El hombre que ya no agoniza sale de su camastro y camina hacia la puerta de la habitación.

—Hay que avisar a Paula —dice, señalando a la mujer en la silla.

—No es necesario —responde el de las botas brillantes.

Enseguida salen a la calle, luego de cruzar la galería y un largo pasillo repleto de tiestos. Desde el lado del río, la claridad del día comienza a ser un hecho cabal.

El de negro abre la portezuela del carruaje. Los caballos parecen algo inquietos. El otro hombre coloca su pie derecho sobre el estribo de madera y antes de subir, pregunta:

—¿Valieron la pena aquellos sueños?

—Soy un simple cochero, doctor. No sabría cómo responder a su pregunta.

El hombre que ya no agoniza ingresa en el carruaje. El de las botas lustradas cierra la portezuela. Luego da un pequeño rodeo, sube al pescante y fustiga a los caballos.
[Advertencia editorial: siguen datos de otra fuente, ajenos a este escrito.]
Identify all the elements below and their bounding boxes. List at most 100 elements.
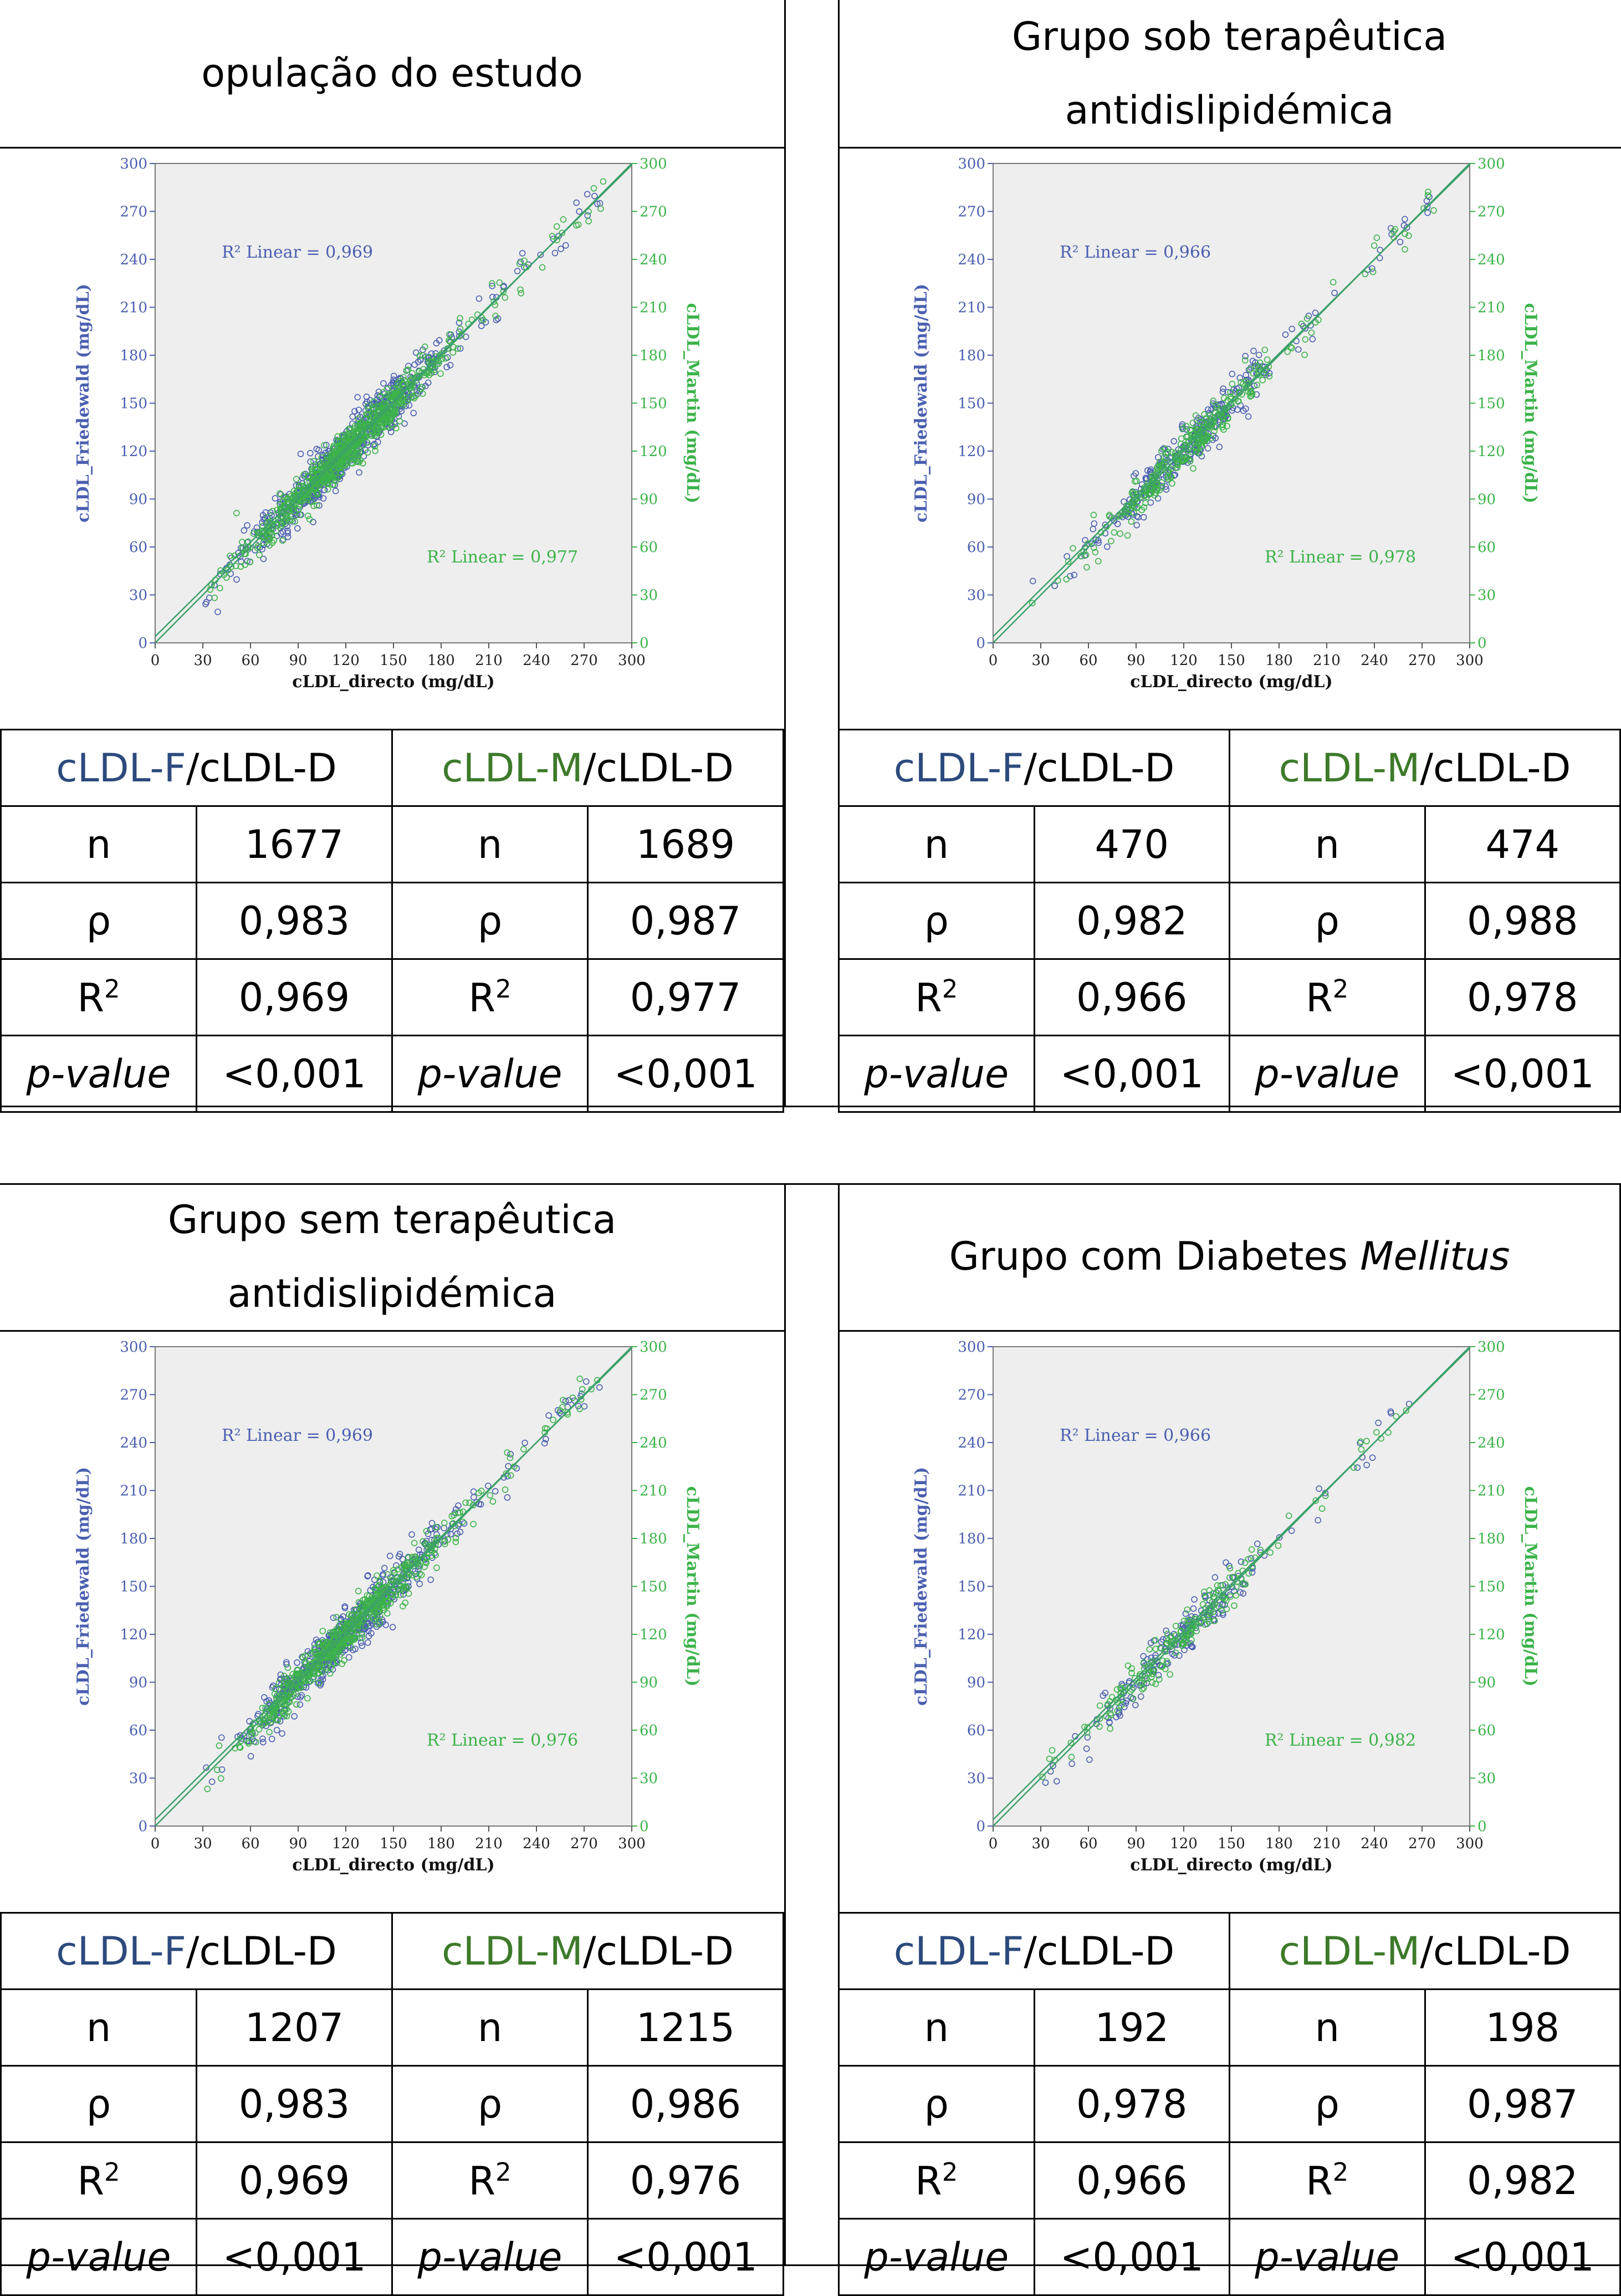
martin-point [347,1643,354,1650]
martin-point [1179,455,1186,462]
friedewald-point [1133,521,1140,529]
martin-point [282,1698,288,1705]
martin-point [1182,441,1189,448]
martin-point [1199,443,1205,449]
y-right-tick-label: 60 [640,539,658,556]
martin-point [1065,558,1072,565]
martin-point [306,516,313,523]
friedewald-point [297,451,304,457]
divider [0,147,784,149]
martin-point [1195,441,1202,448]
martin-point [569,1394,576,1401]
martin-point [469,1502,477,1508]
martin-point [1029,600,1036,606]
martin-point [433,1564,440,1571]
y-left-tick-label: 210 [958,300,985,316]
y-right-tick-label: 270 [640,1387,667,1404]
martin-point [309,463,316,469]
friedewald-point [1071,571,1078,579]
martin-point [1212,423,1219,431]
martin-point [217,1775,224,1782]
friedewald-point [1155,1671,1162,1679]
martin-point [1284,349,1291,355]
martin-point [295,495,302,503]
martin-point [549,233,556,239]
martin-point [1149,1679,1155,1686]
martin-point [350,446,357,453]
martin-point [1229,381,1236,387]
stat-value: 0,983 [196,2065,393,2143]
friedewald-point [1211,1574,1219,1581]
y-left-tick-label: 270 [120,1387,147,1404]
martin-point [1188,1637,1195,1643]
martin-point [1322,1492,1329,1499]
martin-point [1070,545,1076,552]
martin-point [293,1690,300,1697]
friedewald-point [355,406,362,413]
martin-point [1189,420,1196,426]
martin-point [363,433,370,440]
friedewald-point [447,362,454,369]
martin-point [329,1653,336,1660]
x-axis-label: cLDL_directo (mg/dL) [1130,1855,1332,1875]
stat-label: n [391,1988,589,2067]
y-left-tick-label: 240 [120,252,147,268]
y-right-tick-label: 90 [1477,1675,1496,1691]
friedewald-point [1266,370,1273,377]
martin-point [377,431,385,438]
martin-point [1148,484,1154,492]
martin-point [298,1684,304,1691]
martin-point [1180,1618,1188,1624]
method-name: cLDL-M [1279,745,1420,791]
martin-point [1134,494,1141,502]
divider [838,1183,840,2266]
martin-point [1131,509,1137,517]
stat-label: R2R2 [1229,2141,1426,2220]
friedewald-point [1363,1461,1370,1469]
martin-point [384,1571,391,1578]
martin-point [1161,454,1168,461]
r2-friedewald-label: R² Linear = 0,966 [1060,1426,1211,1445]
martin-point [1144,479,1152,486]
x-tick-label: 0 [151,1835,160,1852]
stat-label: n [1229,805,1426,883]
martin-point [323,480,330,487]
martin-point [507,1454,514,1461]
stat-label: p-value [1229,2218,1426,2296]
martin-point [241,550,248,558]
martin-point [1301,351,1308,359]
martin-point [364,449,371,456]
stat-value: 0,978 [1424,958,1621,1036]
y-left-tick-label: 0 [976,635,985,652]
friedewald-point [475,295,483,302]
martin-point [428,1544,435,1551]
y-left-tick-label: 270 [958,1387,985,1404]
martin-point [341,1657,347,1664]
stat-label: ρ [391,882,589,960]
y-right-tick-label: 180 [1477,1531,1505,1547]
martin-point [1425,188,1431,196]
friedewald-point [1111,518,1118,524]
martin-point [387,1596,395,1602]
x-tick-label: 30 [193,1835,212,1852]
friedewald-point [1249,357,1256,365]
friedewald-point [596,1384,603,1391]
stat-label: ρ [391,2065,589,2143]
martin-point [553,223,560,230]
martin-point [309,477,316,484]
martin-point [361,421,368,428]
x-tick-label: 60 [241,1835,259,1852]
martin-point [388,415,395,422]
y-left-tick-label: 90 [129,1675,147,1691]
stat-label: n [0,1988,197,2067]
martin-point [421,343,428,350]
y-right-axis-label: cLDL_Martin (mg/dL) [683,303,702,504]
stat-label: ρ [0,2065,197,2143]
y-right-tick-label: 150 [640,396,667,412]
stats-table: cLDL-F/cLDL-D cLDL-M/cLDL-D n 1207 n 1215 ρ 0,9… [0,1912,784,2296]
martin-point [325,1643,331,1650]
martin-point [585,218,592,224]
stat-label: ρ [838,882,1035,960]
stat-value: <0,001 [196,1035,393,1113]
La ciudad de los Buenos Aires está allí, tras la cortinilla que el hombre que ya no agoniza cierra meticulosamente. El frío y la hora han puesto poca gente en las calles. El carruaje cruza los caminos, ahora con la velocidad del viento. Nadie repara en él.

—¿Valieron la pena aquellos sueños?

Ya amaneció por completo. El día, y por razones muy ajenas a la partida del hombre que ya no agoniza, atravesará hoy toda suerte de disputas y agitaciones.

El carruaje se ha alejado prontamente: ya casi no es posible verlo, gracias a la polvareda que alza a su paso y a la distancia recorrida. Sin que nadie lo advierta, lleva en la caja un puñado de sueños que tal vez, con suerte, no se resquebrajen del todo, logrando regresar algún día a la ciudad, de la mano de otros hombres.